Finance Watch publications

Press releases

MiFID II Key Issues

Latest developments

After debating more than 2000 amendments, Parliament approved an amended MiFID II text in October 2012. Negotiations in Council working groups continued into 2013, and final legislative agreement is expected towards the end of 2013, once the Parliament and Council agree on a common text.

Trialogues are taking place on a weekly basis until the end of 2013. For more information about the next meeting, please consult the “tubemap” on the main dossier page (Finance Watch members only, please log in to see this content).


The review of the Markets in Financial Instruments Directive (MiFID II) aims to make financial markets more efficient, stable and transparent. It is a landmark financial reform for the EU and covers market structure, over-the-counter derivatives trading, High Frequency Trading (HFT), commodity derivative speculation and investor protection, among other topics.

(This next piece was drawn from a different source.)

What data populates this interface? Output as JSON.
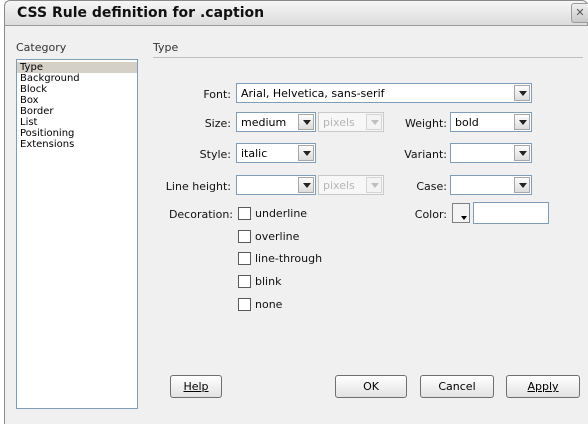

The European Commission published its in October 2011, seven years after the original MiFID was adopted in 2004. The liberalisation of Europe’s trading landscape that followed MiFID had several consequences, including:

  • fragmentation of liquidity across an increasing number of venues
  • development of dark pools and over-the-counter trading (reduced transparency due to to increased complexity)
  • increased high-frequency trading

To create a better regulatory framework for these new developments as well as deadling with the consequences of the financial crisis, MiFID II aims to:

  • move trading of “standardised” derivative contracts to regulated markets (exchanges and other trading platforms) and extend the “EMIR” requirements to centrally clear over-the-counter derivatives
  • reduce the exemptions for pre-trade transparency which led to the popularity of “dark pools” (where prices and volumes are not made public prior to the trade),
  • restrict high-frequency trading and excessive speculation on commodity derivatives (most importantly in agricultural products), and
  • improve consumer protection for retail investors who buy financial products.